La STM commande 153 voitures de métro AZUR de plus à Bombardier-Alstom

Le consortium Bombardier-Alstom fournira 153 voitures de métro AZUR additionnelles à la STM.
Photo: Jacques Nadeau Archives Le Devoir Le consortium Bombardier-Alstom fournira 153 voitures de métro AZUR additionnelles à la STM.

Le consortium Bombardier-Alstom fournira 153 voitures de métro AZUR additionnelles à la Société de transport de Montréal (STM), soit 17 rames de neuf voitures.

La compagnie a précisé par voie de communiqué, lundi, que la valeur du contrat s’élève à 299 millions d’euros, soit 447,7 millions de dollars canadiens.

La part de Bombardier est évaluée à 281 millions de dollars canadiens et celle d’Alstom à 167 millions de dollars canadiens.

La majeure partie de la fabrication et la totalité de l’assemblage final de ces véhicules additionnels se feront à l’usine de Bombardier Transport à La Pocatière, dans le Bas-du-Fleuve.
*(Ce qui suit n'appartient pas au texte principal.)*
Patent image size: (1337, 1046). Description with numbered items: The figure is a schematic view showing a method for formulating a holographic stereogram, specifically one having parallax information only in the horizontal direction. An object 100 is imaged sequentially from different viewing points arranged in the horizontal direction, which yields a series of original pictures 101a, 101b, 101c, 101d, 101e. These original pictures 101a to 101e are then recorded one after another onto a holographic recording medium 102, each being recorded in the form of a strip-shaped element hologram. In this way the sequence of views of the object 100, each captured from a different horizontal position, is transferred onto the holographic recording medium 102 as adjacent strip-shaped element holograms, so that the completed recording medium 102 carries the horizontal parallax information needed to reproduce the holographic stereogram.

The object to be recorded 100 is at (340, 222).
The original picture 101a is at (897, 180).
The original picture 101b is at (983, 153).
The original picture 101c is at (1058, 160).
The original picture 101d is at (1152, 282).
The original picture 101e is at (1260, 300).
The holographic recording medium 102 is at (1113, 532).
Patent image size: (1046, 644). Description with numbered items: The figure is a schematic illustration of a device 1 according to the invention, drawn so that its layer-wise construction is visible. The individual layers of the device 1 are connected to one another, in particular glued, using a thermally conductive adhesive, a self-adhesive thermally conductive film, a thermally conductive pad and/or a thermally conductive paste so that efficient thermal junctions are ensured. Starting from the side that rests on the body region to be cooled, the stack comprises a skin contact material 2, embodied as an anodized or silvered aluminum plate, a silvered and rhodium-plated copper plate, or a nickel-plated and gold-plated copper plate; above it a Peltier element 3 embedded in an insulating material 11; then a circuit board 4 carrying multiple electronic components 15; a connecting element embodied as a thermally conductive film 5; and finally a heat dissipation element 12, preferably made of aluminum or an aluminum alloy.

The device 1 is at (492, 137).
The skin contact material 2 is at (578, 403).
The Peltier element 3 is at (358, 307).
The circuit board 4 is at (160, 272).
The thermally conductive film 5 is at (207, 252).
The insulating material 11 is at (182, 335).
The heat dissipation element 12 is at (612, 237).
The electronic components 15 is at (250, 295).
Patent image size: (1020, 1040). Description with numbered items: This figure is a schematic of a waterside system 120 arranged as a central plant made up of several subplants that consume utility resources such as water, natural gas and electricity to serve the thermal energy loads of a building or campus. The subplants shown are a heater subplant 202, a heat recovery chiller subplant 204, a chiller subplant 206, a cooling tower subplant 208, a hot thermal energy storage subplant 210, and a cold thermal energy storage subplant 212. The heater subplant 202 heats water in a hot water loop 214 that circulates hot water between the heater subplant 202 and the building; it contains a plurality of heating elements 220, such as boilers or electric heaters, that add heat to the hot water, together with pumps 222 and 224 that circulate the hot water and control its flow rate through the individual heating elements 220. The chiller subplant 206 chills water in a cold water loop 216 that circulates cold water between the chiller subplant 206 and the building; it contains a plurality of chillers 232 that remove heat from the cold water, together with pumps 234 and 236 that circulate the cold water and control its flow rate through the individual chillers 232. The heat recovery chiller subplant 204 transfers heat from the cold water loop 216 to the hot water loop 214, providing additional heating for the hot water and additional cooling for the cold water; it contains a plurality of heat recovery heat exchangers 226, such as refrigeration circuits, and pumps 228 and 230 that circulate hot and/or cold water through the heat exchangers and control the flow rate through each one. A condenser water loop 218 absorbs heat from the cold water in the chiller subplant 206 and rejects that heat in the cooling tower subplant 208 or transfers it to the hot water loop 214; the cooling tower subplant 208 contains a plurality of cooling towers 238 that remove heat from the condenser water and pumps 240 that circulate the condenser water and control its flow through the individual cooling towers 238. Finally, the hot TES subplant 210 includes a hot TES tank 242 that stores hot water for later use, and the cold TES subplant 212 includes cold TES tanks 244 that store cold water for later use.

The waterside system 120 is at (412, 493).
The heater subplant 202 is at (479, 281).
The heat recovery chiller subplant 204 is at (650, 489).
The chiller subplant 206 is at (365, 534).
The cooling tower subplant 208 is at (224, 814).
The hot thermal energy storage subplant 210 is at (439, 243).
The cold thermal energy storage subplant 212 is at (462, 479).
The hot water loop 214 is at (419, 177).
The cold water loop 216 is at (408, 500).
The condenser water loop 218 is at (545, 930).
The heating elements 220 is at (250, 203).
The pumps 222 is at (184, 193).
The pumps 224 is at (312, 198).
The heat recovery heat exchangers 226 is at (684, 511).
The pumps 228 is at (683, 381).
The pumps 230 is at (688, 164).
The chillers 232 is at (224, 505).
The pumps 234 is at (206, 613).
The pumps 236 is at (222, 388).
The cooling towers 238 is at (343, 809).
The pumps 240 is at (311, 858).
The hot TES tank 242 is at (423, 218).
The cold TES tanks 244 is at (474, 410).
Tout comme dans la première phase du projet, Alstom fournira les bogies et les moteurs, ainsi que les systèmes de contrôle de train, de communication, d’information passagers, et de vidéosurveillance.

Près de 170 employés de Bombardier seront affectés à cette nouvelle commande, qui mettra aussi à contribution 70 employés de l’usine d’Alstom de Sorel-Tracy.

Bombardier-Alstom ajoute qu’« avec 60 % de contenu canadien, cette commande s’appuiera sur un réseau de plusieurs centaines de fournisseurs à travers le Québec ».

Le contrat pour les Azur n’empêchera pas le couperet chez Bombardier

Le nouveau contrat de 448 millions pour 153 nouvelles voitures Azur destinées au métro de Montréal n’empêchera pas le couperet de tomber à l’usine de Bombardier située à La Pocatière, dans le Bas-Saint-Laurent.

D’ici la fin février, environ 100 travailleurs devraient être affectés par des mises à pied, ce qui est néanmoins inférieur au chiffre de 250 évoqué en août dernier alors que le carnet de commandes était mince.

Au terme de ce processus, le site de La Pocatière — dont l’avenir était incertain en l’absence de nouveaux contrats — devrait compter environ 500 salariés.

Le contrat octroyé au consortium formé par Bombardier et Alstom, qui comprend un seuil minimal de contenu local de 60 %, prévoit la livraison, à compter du printemps 2020, de 17 rames de neuf voitures visant à remplacer les voitures de métro MR-73.

Cela s’ajoute aux 468 voitures Azur, qui achèvent d’être livrées dans le cadre de ce contrat de 1,2 milliard qui avait été décroché par le consortium en 2010.

Des questions
De nombreuses questions sont soulevées à l’égard de l’usine de La Pocatière alors que les seuils élevés en matière de contenu local continuent de grimper aux États-Unis, pendant que le con­traire semble survenir au Québec ainsi qu’au Canada.

Le président de la division des Amériques de Bombardier Transport, Benoît Brossoit, a prévenu qu’il ne s’attend pas à revoir un niveau de 60 % de sitôt.

« Il est de plus en plus complexe et difficile de justifier la réalisation de travail au Canada et au Québec lorsque les seuils jouent contre nous. »

Dans des appels d’offres pour la construction du Réseau express métropolitain, la Caisse de dépôt et placement du Québec n’avait exigé aucun seuil minimal de contenu local.

La multinationale québécoise a été coiffée par un consortium formé par Alstom et SNC-Lavalin. Également, VIA Rail n’exige pas de seuil minimum de contenu local dans le cadre du renouvellement de son parc de locomotives et de wagons pour le corridor ferroviaire entre Québec et Windsor.